Are you crazy? You’re not going to give her that bracelet, are you? Don’t you remember, that was the one you promised to me?
Dismayed, Thomas turned the bracelet in his fingers. Did I? He seemed to have something on his mind. Sometimes I feel afraid I’m forgetting things.
You mean you hope you are. Ella laughed. You hope you’re forgetting me. You’re not giving that woman any of those things. Or not unless you want to forget me.
But we must give the woman something. Are you sure Käthe didn’t give her anything?
I’ll just go and ask her, said Ella, walking out of the room. Käthe had been down in the studio all day, and hadn’t even come upstairs to eat.
Agotto was lying on the back stairs, wagging his tail. Käthe didn’t like to let him into the studio, because he disturbed her work.

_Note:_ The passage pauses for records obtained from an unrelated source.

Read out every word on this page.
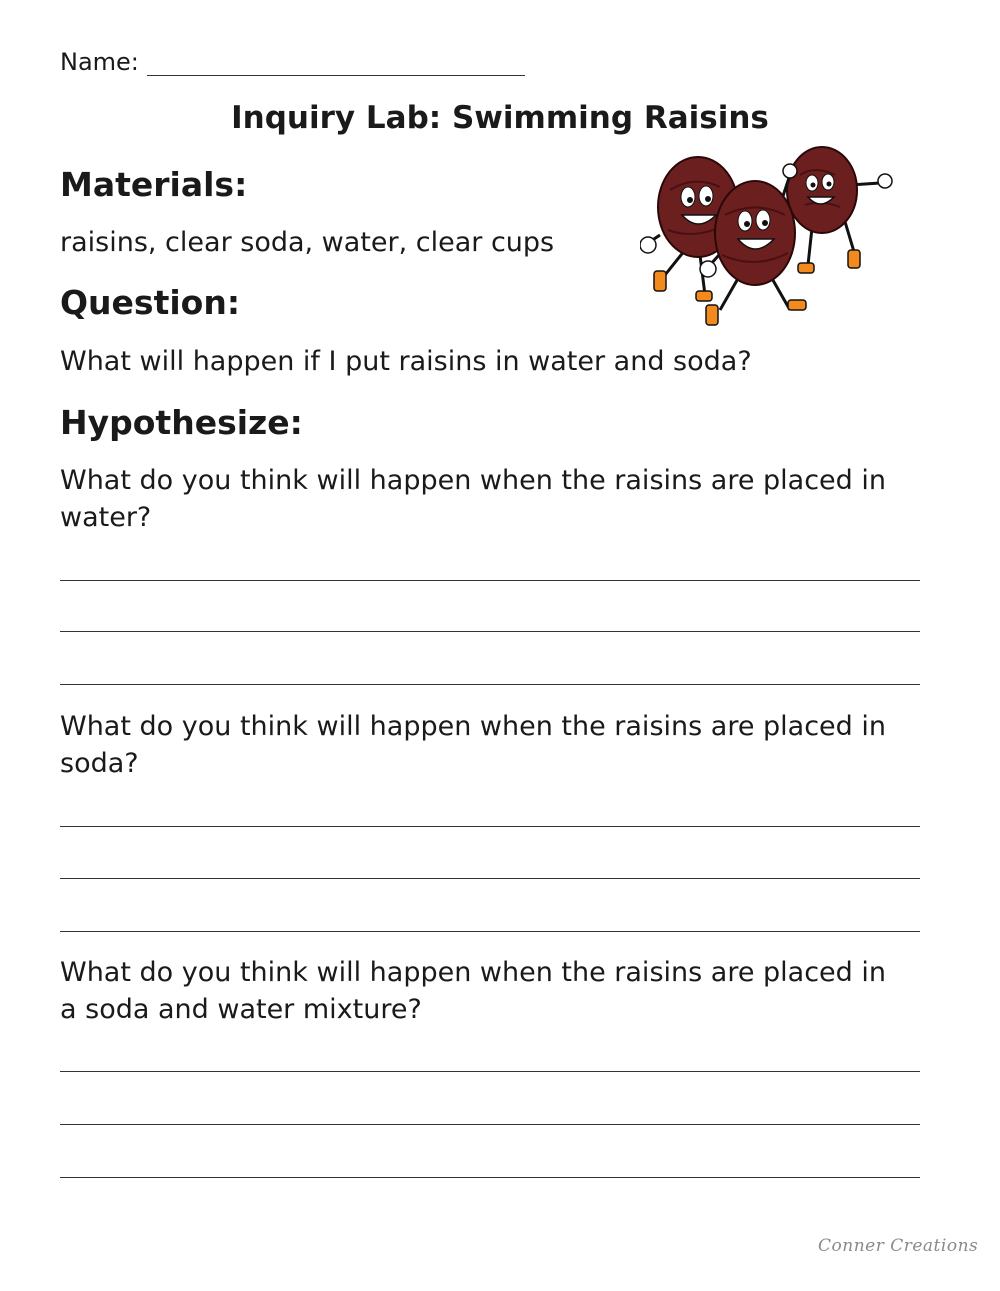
Name:
Inquiry Lab: Swimming Raisins
Materials:
raisins, clear soda, water, clear cups
Question:
What will happen if I put raisins in water and soda?
Hypothesize:
What do you think will happen when the raisins are placed in
water?
What do you think will happen when the raisins are placed in
soda?
What do you think will happen when the raisins are placed in
a soda and water mixture?
Conner Creations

Ella opened the door and went downstairs. What to some are happy dreams . . it wasn’t often that Käthe listened to pop songs; perhaps she hadn’t been in hearing distance or had changed the radio station by accident. . what to others . . Before Ella reached the bottom step she could see Käthe’s bare breasts hanging down to the floor, heavy as melons, almost as if she were mopping up dust with them. . hard cash means . . Freddy Quinn, ‘La Guitarra Brasiliana’, Käthe on all fours, head down, backbone slightly bent, naked and grunting. Behind her knelt a man whom Ella didn’t immediately recognise. Shocked, she went up the stairs again backwards, step by step, without turning round, quietly, making as little noise as possible, she opened the door and closed it behind her. Agotto jumped up at her, licked her hands and whimpered.